= Schmeckfest =

Food festival in South Dakota, USA

Schmeckfest (festival of tasting) is an annual festival in Freeman, South Dakota, that celebrates the heritage and culture of Plautdietsch-speaking Mennonites from the Russian Empire who emigrated to North America starting in the 1870s. Established in 1959, Schmeckfest showcases the traditional foods, crafts and talents of the Freeman community with Mennonite food, demonstrations, displays, programs and a full-stage musical theater production.

Schmeckfest has been held every spring since and has grown to accommodate more than 5,000 guests every year. The event is held at Freeman Academy, a grade 1 to 12 private school, and raises about $90,000 annually for the school.

A multi-course meal and a musical are the main fundraising events. The festival also includes displays, programs, demonstrations and sales of ethnic handcrafts and culinary arts. In recent years, Heritage Hall Museum and Archives, located adjacent to the Freeman Academy campus, offers historical presentations during Schmeckfest.

The Schmeckfest meal was served buffet style in the early years before switching to family style in 1965. In 2018, buffet-style serving returned for the 60th Schmeckfest, which is part of an emphasis on the historic nature of the 2018 observance and continues as the dining format.

A book on the 60-year history of Schmeckfest was published in 2018. "Schmeckfest at 60" is a 252-page hardcover book that includes a comprehensive look at the festival and more the 150 photos and illustrations.
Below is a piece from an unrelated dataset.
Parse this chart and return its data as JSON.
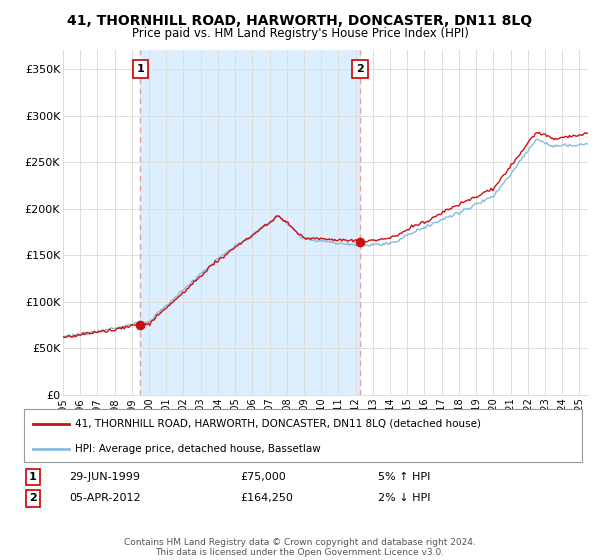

It was published by Second Century Publishing Inc., of Freeman which also publishes the Freeman Courier. Copies are available for sale at the Courier office in downtown Freeman.

== Beginning ==
South Dakota Mennonite College was founded in 1900, and three years later, classes began in "The College" building (today's "Music Hall"), located one-quarter mile south of the downtown area of Freeman, S.D. Today, Freeman Academy is a private Christian school for grades 1-12.

The first Schmeckfest was Friday, March 13, 1959. The German "tasting festival" was served buffet style in the basement of Pioneer Hall in Freeman, SD. All guests were encouraged to "take all you want, but eat all you take". The cost of meal tickets was one dollar for adults and fifty cents for grade school children. Preschool-aged kids ate free. Serving began at 5:00 p.m. followed at 7:00 by a "period of relaxation with recorded German music" and a talent program. The popularity of that first festival exceeded expectations; many people were disappointed to learn the German food was gone by the time they arrived; volunteers ended up making multiple trips to local grocery stores for food they could quickly prepare for people patiently waiting in line. But the organizers, the Freeman Junior College Women's Auxiliary, saw the interest in the event and the potential it offered.

Schmeckfest became an annual event starting in 1960, expanding to two days, three days, and eventually, two consecutive two-day weekends in late March / early April. During the Covid-19 pandemic years of 2020-2022, instead of a sit-down meal, the Schmeckfest meal was offered for carryout only, and no cultural activities were held. Schmeckfest returned to its previous format starting in 2023, but on one weekend only. With Freeman Academy exploring its options for the future as of early 2026, the future of Schmeckfest may be in doubt.